Washington

Ryan Confident Student’s ‘Disgusting’ Ferguson Painting Will Be Removed

Ryan stopped short of saying the money for the wall would be offset. (Rob Kunzig/Morning Consult)

House Speaker Paul Ryan on Thursday decried a painting by a high school student that depicts police officers as animals and said he’s confident it will be removed by Capitol officials.

“This is disgusting and it’s not befitting the Capitol,” he said Thursday on The Mike Gallagher Show.

The typically innocuous selection of a winner for a lawmaker’s Congressional Art Competition turned controversial over the past week as several House Republicans, who said they were offended by the painting’s depiction of some police officers as pigs, repeatedly took it down. Those GOP lawmakers include Reps. Brian Babin (Texas), Duncan Hunter (Calif.), Doug Lamborn (Colo.) and Dana Rohrbacher (Calif.).

The painting, hung from a wall in the Cannon tunnel between House office buildings and the Capitol, was selected by Rep. Lacy Clay. The Missouri Democrat’s congressional district includes Ferguson, the town where protesters demonstrated against police tactics following the fatal shooting of Michael Brown, an 18-year-old black man, in 2014.

Each time a lawmaker took the painting down and returned it to Clay’s office, he hung it back up. The effort to have the painting permanently removed is being led by Rep. Dave Reichert, a former sheriff.

On Wednesday, the Washington Republican wrote a letter to the Architect of the Capitol, which oversees the Capitol grounds and facilities, requesting the office review the painting in question. The art competition’s suitability guidelines say “exhibits depicting subjects of contemporary political controversy or a sensationalistic or gruesome nature are not allowed.”

A spokesperson for the Architect of the Capitol did not respond to a request for comment.

Democrats have criticized efforts to remove the painting.

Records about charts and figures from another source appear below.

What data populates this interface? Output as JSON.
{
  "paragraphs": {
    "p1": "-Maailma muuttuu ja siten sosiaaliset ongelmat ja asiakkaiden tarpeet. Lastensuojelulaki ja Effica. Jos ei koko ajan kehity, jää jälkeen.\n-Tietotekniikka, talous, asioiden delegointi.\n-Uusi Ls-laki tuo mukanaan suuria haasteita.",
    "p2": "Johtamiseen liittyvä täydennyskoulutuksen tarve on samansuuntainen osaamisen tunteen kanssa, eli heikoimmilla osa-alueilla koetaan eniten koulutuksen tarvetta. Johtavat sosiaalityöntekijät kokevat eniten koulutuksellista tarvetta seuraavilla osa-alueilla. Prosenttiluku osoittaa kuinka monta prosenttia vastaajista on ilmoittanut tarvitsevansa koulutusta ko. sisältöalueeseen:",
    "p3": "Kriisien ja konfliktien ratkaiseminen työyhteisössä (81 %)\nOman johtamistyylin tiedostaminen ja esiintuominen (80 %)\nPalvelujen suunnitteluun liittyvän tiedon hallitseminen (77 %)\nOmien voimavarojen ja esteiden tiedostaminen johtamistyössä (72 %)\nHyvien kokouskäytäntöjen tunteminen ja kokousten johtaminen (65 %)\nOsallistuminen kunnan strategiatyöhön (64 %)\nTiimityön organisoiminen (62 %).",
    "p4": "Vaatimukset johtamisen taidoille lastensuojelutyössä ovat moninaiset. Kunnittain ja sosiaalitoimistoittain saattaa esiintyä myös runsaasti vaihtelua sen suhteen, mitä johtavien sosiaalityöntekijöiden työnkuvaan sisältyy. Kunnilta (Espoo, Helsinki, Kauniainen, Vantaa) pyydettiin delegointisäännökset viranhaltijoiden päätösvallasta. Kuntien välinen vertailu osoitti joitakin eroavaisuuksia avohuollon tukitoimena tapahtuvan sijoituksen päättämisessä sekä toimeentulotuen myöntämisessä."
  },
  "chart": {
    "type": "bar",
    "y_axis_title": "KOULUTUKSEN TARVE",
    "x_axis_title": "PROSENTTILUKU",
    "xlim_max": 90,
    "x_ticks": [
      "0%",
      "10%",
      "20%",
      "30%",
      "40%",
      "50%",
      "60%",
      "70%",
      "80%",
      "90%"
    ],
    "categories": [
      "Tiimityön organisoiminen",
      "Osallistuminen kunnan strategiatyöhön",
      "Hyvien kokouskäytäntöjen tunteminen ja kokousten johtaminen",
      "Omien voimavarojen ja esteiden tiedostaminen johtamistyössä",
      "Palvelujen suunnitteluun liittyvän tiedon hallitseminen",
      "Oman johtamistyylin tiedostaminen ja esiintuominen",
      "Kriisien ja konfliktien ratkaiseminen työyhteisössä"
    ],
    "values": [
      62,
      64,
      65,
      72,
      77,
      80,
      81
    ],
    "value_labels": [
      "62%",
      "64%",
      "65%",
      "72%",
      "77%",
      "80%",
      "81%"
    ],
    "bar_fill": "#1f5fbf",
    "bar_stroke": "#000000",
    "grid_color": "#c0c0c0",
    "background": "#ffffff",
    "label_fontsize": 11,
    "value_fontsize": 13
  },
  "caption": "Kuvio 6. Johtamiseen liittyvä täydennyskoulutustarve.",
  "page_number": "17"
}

On Wednesday, former Congressional Black Caucus Chairwoman Barbara Lee (D-Calif.) on Twitter criticized House Republicans for spending “the week censoring a high schooler” while there are statues in the Capitol complex “glorifying slave owners & segregationists.”

Steven Engelhardt, a spokesman for Clay, said in an email this week that removing the painting would “step on the 1st Amendment rights of an 18-year-old student.”

Ryan disagreed with that characterization.

“This isn’t a question of First Amendment rights,” Ryan said in Thursday’s radio interview. “We do have rules that govern these paintings.”